Bindings wrap the engine in an RwLock (not a single Mutex):

Lock Operations Effect
Shared (read) get, query, explain, collection_names, plan_schema_version, snapshot_bytes, path, … Multiple tasks or threads can run read work in parallel on the same handle
Exclusive (write) insert, delete, schema/migration writes, compaction, export_snapshot, transaction begin/commit One mutator at a time

Additional rules:

  • While a transaction is open on a handle, all operations on that handle take the exclusive lock so reads observe the transaction’s staged snapshot.
  • The on-disk file is still single-writer per .modelvault path (advisory *.writer.lock); cross-process scaling uses separate processes (e.g. read_only=True), not multiple writers in one file.
  • Use one AsyncDatabase (or Database) per app (e.g. FastAPI lifespan), same as before.

Practical guidance: For read-heavy async handlers, prefer await asyncio.gather(...) over sequential await loops — probes on in-memory workloads often show ~2× wall-clock improvement for large read batches. Single get latency is unchanged. gather on writes does not parallelize engine work (scheduling may still reduce asyncio overhead).

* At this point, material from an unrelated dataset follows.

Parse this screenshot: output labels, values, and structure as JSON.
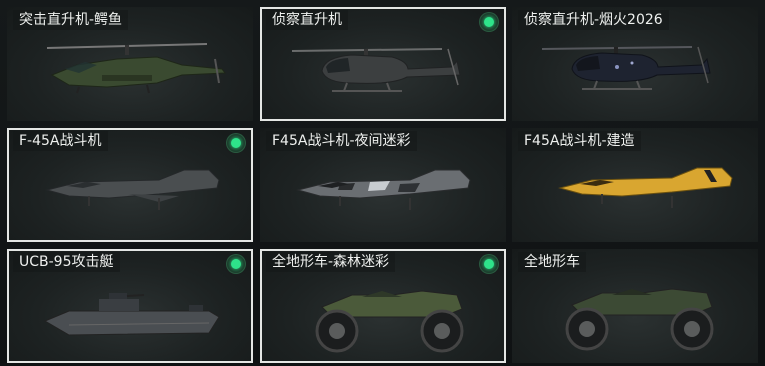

Probe: python/modelvault/tests/bench_async_concurrency.py (after make python-develop).

Example

See examples/fastapi_app/main.py for a FastAPI service using AsyncDatabase.

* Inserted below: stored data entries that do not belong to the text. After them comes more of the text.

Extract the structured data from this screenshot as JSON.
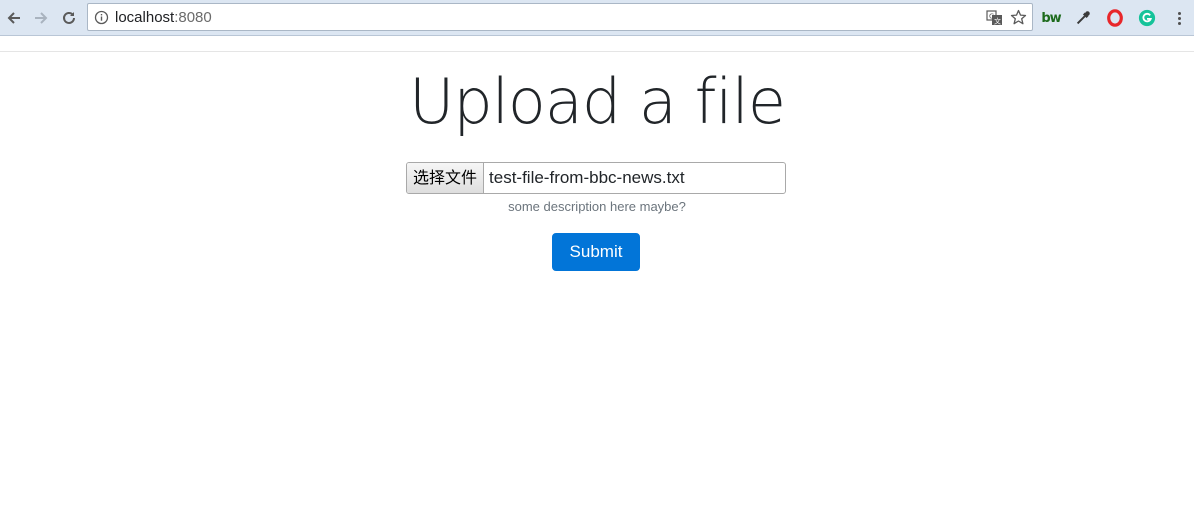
{
  "browser": {
    "url_host": "localhost",
    "url_port": ":8080",
    "icons": [
      "back-arrow-icon",
      "forward-arrow-icon",
      "reload-icon",
      "info-icon",
      "translate-icon",
      "star-icon",
      "bw-extension-icon",
      "eyedropper-icon",
      "opera-icon",
      "grammarly-icon",
      "menu-dots-icon"
    ],
    "bw_label": "bw",
    "colors": {
      "toolbar": "#dce6f2",
      "opera": "#e8262a",
      "grammarly": "#15c39a"
    }
  },
  "page": {
    "title": "Upload a file",
    "file_input": {
      "button_label": "选择文件",
      "file_name": "test-file-from-bbc-news.txt"
    },
    "help_text": "some description here maybe?",
    "submit_label": "Submit",
    "colors": {
      "primary": "#0275d8",
      "muted": "#6c757d"
    }
  }
}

Optional Rust async facade

The modelvault crate also exposes an optional Rust wrapper behind the async feature:

[dependencies]
modelvault = { version = "0.16", features = ["async"] }
use modelvault::AsyncDatabase;

#[tokio::main]
async fn main() -> Result<(), modelvault::DbError> {
    let db = AsyncDatabase::open("app.modelvault").await?;
    let names = db.collection_names().await?;
    Ok(())
}

The Rust AsyncDatabase uses the same read/write lock model (RwLock + transaction depth) as the Python bindings.

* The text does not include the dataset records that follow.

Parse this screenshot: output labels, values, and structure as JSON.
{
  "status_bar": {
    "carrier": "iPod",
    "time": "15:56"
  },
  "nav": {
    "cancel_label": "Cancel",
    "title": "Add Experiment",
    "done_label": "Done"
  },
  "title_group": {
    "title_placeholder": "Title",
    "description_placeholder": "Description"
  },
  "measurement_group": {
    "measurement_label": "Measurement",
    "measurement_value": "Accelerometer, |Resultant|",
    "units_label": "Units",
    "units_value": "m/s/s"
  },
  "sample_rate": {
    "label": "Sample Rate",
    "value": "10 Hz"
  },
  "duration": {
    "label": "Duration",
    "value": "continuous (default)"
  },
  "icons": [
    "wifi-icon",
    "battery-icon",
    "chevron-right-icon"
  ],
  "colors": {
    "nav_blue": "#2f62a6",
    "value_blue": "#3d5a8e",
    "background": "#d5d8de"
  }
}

CI runs cargo test -p modelvault --features async via make check-2p0-ready to keep the Rust feature compiling.

What we are not committing to yet

  • Native async I/O throughout the storage layer (async trait Store, etc.)
  • Async modelvault.dbapi (read-only DB-API remains sync)
  • Automatic downgrade / migration tooling tied to async-only APIs

Future direction

Internal storage and query execution remain structured so true async I/O can land later without rewriting the catalog or file format. Any change beyond thread-pool wrappers will be semver-visible and documented before becoming the recommended default.